Alors, souffle tes 20 bougies avec fierté. Tu es une jeune femme magnifique, sensible, brillante, pleine de potentiel. Tu ne rates rien, tu es exactement là où tu dois être.

Bon anniversaire, ma petite étoile.
Je t’aime ».

Alors que l’anniversaire de Victoire approchait se réveillaient en moi les paroles si sages qu’une dame nous avait adressées à Stéphane et à moi. Nous étions à la fin de l’année 2011. Nous avions emmené le trio au cinéma voir un très joli dessin animé « Le tableau » réalisé par Jean-François Laguionie. Le film racontait l’histoire d’une toile dans laquelle cohabitaient trois groupes de personnages:les Toupins, entièrement peints, les Pafinis auxquels il manquait quelques couleurs et les Reufs seulement esquissés. Lola, une Pafinie, Ramo, un Toupin et Plume, une esquisse décidaient de partir ensemble à la recherche du peintre  et de comprendre pourquoi il avait laissé des personnages inachevés. Nous nous étions à peine installés dans les fauteuils tendus d’un tissu rouge que notre benjamin alors âgé de quatre ans se déchaussait et me tendait son pied droit pour que je lui fasse des guilis. Alors que nous allions repartir, cette dame aux cheveux tout blancs m’avait souri et dit: « Profitez pleinement de vos enfants. Ils grandissent si vite! ». Il m’avait semblé entendre une pointe de regret dans sa voix. Considérait-elle ne pas avoir été une maman assez présente pour ses enfants? Ressentait-elle de la nostalgie pour cette époque révolue? Aurait-elle aimé avoir mon âge et des enfants encore jeunes? Dans tous les cas, je n’ai jamais oublié cette dame et ses mots. Je pense avoir été une maman présente et attachée à respecter le rythme de sa progéniture et pourtant quand je rembobine le film des années passées, je mesure tout ce que je n’ai pas réussi à fixer, les moments vécus qui se sont effacés alors que je les pensais inscrits en moi de façon indélébile. Je me félicite d’avoir tenu ce blog dans lequel j’ai si souvent raconté des pans de notre vie de famille. Les chroniques constituent notre mémoire commune. Nous pouvons à loisir nous y plonger pour faire renaître des souvenirs.

Notre cadette a eu 20 ans.
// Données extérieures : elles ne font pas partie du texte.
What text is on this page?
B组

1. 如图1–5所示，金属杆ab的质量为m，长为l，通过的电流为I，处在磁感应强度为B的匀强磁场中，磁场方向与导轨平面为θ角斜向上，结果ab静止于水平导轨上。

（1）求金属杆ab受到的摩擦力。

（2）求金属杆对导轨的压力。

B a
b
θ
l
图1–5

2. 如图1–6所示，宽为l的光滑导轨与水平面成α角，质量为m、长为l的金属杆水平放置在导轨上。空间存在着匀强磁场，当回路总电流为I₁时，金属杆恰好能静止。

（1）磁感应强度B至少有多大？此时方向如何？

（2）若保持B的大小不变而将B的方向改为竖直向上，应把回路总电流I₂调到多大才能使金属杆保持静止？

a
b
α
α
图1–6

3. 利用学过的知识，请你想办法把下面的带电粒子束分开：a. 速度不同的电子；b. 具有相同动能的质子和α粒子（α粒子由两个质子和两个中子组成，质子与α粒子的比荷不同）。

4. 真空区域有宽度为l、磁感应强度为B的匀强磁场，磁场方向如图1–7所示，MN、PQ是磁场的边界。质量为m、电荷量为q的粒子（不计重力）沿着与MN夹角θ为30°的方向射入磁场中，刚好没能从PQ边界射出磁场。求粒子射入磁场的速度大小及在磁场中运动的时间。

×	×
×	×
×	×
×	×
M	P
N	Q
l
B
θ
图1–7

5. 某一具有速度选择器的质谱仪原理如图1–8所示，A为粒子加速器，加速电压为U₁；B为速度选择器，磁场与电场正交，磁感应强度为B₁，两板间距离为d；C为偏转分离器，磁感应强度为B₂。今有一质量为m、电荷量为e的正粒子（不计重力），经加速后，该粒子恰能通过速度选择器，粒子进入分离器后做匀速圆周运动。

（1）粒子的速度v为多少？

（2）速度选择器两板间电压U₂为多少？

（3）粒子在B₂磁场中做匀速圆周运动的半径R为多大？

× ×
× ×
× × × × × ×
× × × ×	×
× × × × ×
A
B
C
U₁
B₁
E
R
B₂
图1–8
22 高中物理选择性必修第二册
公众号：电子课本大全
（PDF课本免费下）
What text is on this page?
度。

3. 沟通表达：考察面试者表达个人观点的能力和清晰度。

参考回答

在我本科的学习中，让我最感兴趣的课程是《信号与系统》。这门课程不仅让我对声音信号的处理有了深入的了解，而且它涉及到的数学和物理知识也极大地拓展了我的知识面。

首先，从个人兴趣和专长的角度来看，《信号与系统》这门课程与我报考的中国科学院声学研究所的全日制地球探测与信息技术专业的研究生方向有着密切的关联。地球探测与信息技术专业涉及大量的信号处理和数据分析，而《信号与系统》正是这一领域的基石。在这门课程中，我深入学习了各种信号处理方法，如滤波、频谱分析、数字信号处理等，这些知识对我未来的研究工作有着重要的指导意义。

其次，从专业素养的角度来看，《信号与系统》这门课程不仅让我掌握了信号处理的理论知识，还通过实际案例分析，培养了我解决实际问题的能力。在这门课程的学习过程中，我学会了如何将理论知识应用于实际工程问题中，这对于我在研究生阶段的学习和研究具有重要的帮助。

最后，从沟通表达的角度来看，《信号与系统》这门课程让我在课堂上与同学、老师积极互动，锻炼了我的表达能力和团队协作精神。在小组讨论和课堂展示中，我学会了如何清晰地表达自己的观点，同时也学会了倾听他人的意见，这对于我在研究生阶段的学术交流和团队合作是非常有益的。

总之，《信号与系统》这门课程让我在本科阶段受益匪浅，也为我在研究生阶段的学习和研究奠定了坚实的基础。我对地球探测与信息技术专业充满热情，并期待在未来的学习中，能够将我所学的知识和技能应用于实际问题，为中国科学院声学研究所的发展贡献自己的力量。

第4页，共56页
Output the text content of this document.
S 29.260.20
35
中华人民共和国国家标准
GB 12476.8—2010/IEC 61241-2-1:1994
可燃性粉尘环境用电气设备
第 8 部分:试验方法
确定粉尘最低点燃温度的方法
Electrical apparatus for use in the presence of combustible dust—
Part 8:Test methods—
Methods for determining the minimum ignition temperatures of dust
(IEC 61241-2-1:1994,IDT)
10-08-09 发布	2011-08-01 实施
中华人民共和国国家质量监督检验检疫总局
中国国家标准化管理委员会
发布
Je me suis rappelée sa naissance dans une maternité gardoise alors que le jour commençait à disputer sa place à la nuit, son premier biberon accepté si facilement, la manière dont elle s’auto-berçait dans son maxi-cosy, l’entrée à la crèche où elle nouait des liens avec des enfants qu’elle retrouverait à différents moments de son parcours; ses premiers mots, sa première peinture toujours accrochée dans sa chambre comme cet incroyable maxi monstre réalisé en grande section de maternelle, ses séjours scolaires (la Bretagne, la Vendée, le Massif Central, en été et en hiver, la Campanile avec le collège), les goûters d’anniversaire, sa chambre dont elle aimait repenser l’agencement et la décoration régulièrement, cette pile de livres retrouvé au pied de son lit le matin, la façon dont elle aimait ranger la bibliothèque jeunesse qui se couvre désormais de poussière et que j’époussette quand notre petite nièce vient nous rendre visite, la manière dont elle a renoncé de sucer son pouce, sa détestation des répétitions dans un texte, son sens du détail, son rejet de la facilité, sa volonté farouche mise dans son désir de savoir nager, sa capacité à m’accompagner dans des marches très exigeantes sans jamais se plaindre, sa tentative de fugue nocturne en plein confinement déjouée par sa grande soeur, son premier grand amour, ses engagements associatifs, les sujets travaillés ensemble, les petits mots si délicats découverts pour la fête des mères ou un anniversaire, son refus de se prendre au sérieux, son sens de l’humour ravageur, sa grande curiosité intellectuelle.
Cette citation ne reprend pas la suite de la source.